John Turner wonders about people who complain that student grades today are inflated. His small rural school in east Texas gave him A’s for doing very little, he says, while his son Stephen, a junior at Langley High in Fairfax County, Va., has to master “math and chemistry at the level I had in my freshman year at Rice University.”
Wanda Radowitz feels the same way. Her ninth-grade daughter at Georgetown Day School in Washington has been writing research papers with bibliographies and footnotes since the fourth grade. When Radowitz was in high school, she spent her study time doing her hair, listening to the Beatles and reading CliffsNotes to get B’s. Now her daughter and friends “form study groups to review French verb tenses or to discuss themes and characterization in ‘The Odyssey.'”
Most experts agree that colleges have let grading standards slip, but many teachers and parents believe that it’s tougher to get a good grade in high school these days – and a new study seems to back them up.

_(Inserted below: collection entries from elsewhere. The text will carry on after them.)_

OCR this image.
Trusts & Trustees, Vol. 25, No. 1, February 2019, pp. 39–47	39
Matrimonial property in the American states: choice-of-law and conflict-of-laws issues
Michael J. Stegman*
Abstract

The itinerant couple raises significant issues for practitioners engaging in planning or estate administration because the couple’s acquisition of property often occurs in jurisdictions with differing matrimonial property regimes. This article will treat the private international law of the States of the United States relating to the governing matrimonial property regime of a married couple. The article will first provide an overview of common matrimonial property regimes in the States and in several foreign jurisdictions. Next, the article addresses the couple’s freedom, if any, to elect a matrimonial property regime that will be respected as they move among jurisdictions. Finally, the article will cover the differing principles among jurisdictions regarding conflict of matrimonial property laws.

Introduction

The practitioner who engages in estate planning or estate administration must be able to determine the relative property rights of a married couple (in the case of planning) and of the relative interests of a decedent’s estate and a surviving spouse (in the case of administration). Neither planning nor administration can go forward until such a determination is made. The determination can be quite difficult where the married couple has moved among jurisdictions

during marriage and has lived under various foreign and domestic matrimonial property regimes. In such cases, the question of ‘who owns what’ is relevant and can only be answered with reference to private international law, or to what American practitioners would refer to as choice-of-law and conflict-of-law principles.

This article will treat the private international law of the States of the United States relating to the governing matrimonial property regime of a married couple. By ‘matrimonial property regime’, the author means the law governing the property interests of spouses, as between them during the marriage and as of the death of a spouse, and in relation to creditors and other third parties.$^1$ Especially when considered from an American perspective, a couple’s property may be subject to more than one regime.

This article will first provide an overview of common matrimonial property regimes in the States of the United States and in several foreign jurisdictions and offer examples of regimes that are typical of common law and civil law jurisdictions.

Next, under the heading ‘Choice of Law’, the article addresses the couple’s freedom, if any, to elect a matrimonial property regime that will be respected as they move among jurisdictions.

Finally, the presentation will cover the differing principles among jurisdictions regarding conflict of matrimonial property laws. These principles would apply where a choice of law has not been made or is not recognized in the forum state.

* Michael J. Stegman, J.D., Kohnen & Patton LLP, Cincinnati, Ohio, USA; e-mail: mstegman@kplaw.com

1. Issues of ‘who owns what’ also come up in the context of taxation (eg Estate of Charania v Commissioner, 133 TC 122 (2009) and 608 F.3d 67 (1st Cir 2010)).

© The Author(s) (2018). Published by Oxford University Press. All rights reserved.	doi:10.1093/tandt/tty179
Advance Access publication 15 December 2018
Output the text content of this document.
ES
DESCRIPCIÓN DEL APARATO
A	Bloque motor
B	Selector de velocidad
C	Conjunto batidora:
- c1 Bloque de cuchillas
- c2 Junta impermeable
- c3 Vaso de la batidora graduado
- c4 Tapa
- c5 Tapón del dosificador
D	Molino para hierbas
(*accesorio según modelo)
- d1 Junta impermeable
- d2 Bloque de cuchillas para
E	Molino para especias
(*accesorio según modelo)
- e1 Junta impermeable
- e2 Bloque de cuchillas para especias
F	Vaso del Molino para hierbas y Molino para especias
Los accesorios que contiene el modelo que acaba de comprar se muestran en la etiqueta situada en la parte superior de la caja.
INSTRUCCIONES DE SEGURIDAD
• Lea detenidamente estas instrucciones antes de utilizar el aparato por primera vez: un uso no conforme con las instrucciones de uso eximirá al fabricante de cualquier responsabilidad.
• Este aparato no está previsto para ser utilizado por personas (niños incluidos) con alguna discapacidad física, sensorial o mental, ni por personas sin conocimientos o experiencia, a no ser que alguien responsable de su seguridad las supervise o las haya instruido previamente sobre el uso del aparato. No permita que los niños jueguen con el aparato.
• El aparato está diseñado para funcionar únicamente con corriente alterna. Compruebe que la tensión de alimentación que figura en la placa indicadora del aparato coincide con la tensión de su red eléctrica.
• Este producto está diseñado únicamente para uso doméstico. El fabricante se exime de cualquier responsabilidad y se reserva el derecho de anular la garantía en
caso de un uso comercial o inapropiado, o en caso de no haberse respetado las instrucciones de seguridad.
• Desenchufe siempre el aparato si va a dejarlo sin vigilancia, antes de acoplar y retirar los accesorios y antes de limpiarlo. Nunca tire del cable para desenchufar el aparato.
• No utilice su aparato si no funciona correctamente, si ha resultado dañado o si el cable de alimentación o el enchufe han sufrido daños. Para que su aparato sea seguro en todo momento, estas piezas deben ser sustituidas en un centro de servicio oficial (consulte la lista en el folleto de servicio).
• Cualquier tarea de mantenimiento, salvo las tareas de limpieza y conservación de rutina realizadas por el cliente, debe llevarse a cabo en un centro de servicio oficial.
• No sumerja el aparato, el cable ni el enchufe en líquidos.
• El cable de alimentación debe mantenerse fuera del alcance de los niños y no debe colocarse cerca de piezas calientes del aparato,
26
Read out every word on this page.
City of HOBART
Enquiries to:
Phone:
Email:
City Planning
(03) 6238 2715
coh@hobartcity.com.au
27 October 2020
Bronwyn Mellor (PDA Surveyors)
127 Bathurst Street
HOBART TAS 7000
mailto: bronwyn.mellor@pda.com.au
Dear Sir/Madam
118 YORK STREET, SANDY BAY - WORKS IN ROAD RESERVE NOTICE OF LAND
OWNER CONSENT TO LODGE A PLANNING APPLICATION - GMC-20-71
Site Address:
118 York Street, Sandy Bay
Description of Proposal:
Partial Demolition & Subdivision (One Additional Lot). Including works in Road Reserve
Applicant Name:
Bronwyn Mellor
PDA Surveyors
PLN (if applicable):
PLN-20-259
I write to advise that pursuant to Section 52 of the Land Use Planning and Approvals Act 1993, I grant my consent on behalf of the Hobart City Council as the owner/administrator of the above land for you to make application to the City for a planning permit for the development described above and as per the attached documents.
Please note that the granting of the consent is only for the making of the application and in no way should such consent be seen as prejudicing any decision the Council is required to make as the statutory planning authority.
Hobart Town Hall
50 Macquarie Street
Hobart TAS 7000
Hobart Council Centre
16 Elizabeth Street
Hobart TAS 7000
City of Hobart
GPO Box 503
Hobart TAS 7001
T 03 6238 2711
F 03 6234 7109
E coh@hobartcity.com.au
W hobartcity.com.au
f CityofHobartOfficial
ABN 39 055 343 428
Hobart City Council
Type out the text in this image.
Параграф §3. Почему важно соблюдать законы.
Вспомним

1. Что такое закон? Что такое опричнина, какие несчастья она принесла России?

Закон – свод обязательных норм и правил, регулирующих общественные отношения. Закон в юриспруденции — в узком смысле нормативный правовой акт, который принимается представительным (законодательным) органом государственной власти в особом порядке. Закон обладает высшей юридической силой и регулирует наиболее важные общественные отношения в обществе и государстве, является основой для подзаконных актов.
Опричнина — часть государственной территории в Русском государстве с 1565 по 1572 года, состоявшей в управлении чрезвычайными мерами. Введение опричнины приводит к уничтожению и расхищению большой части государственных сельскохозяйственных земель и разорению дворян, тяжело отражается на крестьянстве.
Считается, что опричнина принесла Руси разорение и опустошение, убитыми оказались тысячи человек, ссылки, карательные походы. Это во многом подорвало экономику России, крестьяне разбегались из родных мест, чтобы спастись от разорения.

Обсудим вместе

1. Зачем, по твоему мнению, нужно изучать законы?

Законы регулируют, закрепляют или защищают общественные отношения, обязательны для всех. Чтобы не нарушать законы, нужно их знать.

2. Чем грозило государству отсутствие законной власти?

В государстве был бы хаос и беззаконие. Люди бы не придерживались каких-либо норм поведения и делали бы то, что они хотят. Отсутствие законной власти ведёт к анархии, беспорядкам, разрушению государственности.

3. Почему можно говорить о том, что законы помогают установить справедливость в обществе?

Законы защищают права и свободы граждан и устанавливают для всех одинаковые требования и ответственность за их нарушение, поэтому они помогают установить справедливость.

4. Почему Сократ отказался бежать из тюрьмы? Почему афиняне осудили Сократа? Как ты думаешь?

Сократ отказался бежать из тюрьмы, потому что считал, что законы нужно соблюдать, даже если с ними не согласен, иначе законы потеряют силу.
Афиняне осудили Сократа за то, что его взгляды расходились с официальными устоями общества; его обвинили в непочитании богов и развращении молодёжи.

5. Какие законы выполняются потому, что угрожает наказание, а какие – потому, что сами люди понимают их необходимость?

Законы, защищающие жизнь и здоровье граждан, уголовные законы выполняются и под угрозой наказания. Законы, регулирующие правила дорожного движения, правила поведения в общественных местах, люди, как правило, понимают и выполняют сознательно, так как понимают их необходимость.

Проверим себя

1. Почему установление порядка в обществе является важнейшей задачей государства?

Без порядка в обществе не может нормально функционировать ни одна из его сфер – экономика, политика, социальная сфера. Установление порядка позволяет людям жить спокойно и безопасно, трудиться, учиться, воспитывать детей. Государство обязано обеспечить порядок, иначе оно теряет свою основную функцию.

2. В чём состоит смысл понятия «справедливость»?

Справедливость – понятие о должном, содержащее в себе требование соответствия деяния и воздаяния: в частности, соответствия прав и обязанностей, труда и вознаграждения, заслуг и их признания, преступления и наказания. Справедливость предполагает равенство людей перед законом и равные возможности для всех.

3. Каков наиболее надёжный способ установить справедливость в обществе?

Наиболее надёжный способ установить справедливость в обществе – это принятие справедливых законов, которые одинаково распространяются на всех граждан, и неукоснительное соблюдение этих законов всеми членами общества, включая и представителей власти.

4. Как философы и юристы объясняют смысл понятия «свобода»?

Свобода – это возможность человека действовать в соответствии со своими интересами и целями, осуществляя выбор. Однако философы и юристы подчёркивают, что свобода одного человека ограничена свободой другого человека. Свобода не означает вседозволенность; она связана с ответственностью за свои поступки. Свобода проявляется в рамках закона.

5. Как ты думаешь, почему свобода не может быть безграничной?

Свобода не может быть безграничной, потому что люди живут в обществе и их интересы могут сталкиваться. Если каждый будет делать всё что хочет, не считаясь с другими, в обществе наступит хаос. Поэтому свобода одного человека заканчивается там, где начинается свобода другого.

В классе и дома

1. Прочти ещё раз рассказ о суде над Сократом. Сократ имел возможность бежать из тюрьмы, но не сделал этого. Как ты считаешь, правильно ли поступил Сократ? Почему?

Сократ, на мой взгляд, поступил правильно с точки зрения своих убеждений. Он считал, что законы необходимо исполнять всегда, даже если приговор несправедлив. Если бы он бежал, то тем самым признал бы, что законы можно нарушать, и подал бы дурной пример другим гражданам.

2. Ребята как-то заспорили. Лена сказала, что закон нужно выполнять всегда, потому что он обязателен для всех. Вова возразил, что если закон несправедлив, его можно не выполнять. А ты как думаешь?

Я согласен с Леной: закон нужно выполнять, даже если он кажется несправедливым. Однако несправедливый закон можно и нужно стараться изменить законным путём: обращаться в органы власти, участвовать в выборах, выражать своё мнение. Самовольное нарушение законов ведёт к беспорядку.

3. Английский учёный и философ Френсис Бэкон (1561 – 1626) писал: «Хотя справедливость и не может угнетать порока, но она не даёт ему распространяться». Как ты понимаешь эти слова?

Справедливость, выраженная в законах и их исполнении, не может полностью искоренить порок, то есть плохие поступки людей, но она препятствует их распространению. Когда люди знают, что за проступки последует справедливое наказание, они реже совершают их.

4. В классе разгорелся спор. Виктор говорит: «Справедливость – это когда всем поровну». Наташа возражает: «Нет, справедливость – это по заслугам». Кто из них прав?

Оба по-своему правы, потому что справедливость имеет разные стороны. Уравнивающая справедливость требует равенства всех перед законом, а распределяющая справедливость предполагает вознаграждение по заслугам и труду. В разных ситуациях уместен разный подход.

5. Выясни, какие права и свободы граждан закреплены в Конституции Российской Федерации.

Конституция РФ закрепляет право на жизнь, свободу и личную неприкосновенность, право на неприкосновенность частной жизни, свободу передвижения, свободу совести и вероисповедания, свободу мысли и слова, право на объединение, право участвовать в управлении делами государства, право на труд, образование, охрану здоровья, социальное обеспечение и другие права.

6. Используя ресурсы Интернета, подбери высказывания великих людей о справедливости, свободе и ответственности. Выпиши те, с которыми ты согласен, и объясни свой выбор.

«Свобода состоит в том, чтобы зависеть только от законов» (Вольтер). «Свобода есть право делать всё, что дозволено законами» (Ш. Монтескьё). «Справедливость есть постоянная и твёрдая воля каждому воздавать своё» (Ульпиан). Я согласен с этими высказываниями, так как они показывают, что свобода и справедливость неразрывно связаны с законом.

After examining mathematics grades and standardized test scores of 23,900 high school students, researchers for the Santa Monica, Calif.-based Rand Corp. found “no large-scale, substantial grade inflation, at least in mathematics, between 1982 and 1992.”
In another study, Clifford Adelman, a U.S. Education Department senior research analyst, reviewed 20 years of transcripts for more than 20,000 college students and concluded that there was no way to assess whether grades are inflated. “What you and I and our next-door neighbors understand by inflation in our economic lives cannot be proved in the matter of human intellectual performance,” he wrote.
In the end, experts say, grade inflation depends on the students being graded and the philosophy each teacher brings to the process.
The top students are earning their A’s and B’s and getting a solid public school education, said Jim Perry, a philosophy professor at Hillsborough Community College in Tampa. However, the less accomplished students he sees in his classes have graduated from high school with good grades for little work and have to take remedial courses.
Certain kinds of students, particularly those from high-income families and those in urban public schools, seemed to receive higher grades between 1982 and 1992, according to the Rand research. A soon-to-be released College Board study found signs of grade inflation among A and B students after 1988, based on comparisons with SAT scores.
Many educators support the view that any student who reaches an accepted high level of achievement should get a good grade, a perspective reinforced by the new standards movement. Others prefer to use grades as sorting and motivational devices: Whoever gets the highest score deserves an A. Whoever finds himself in the middle of the pack gets the C.
Daniel Singal, who teaches history at Hobart and William Smith Colleges in Geneva, N.Y., said he doesn’t use grades “to register whether kids are at or near accepted standards, but rather as a tool at my disposal to coax the best possible performance out of my students.” He said he often shocks students with a C on their first exams or papers, and the result is often extra effort, “proving that the student can do it if only someone holds his or her feet to the fire.”
Some students say they see a lot of generous grading. Kevin Chang, a junior at Montgomery Blair High School in Silver Spring, Md., said some teachers give B’s for showing up and A’s for doing homework.
Chuck McWilliams, a student at Hampden-Sydney College in Virginia, said that in high school, “I came to class every day, did the required homework and never once opened a book to study.” He graduated with a 3.6 grade-point average.
Some experts applaud the new emphasis on reaching a standard, rather than giving the bottom students D’s and F’s and the top students A’s, no matter how high or low the level of the class.
“Some people think grades are actually a measure of the competence of the teacher, not the student,” said Rick Palmer, a consultant with the Center for Teaching and Learning at the University of North Carolina. “If a teacher is really, really good, why shouldn’t we expect everybody to learn what they’re supposed to learn? Why shouldn’t everybody get an A?”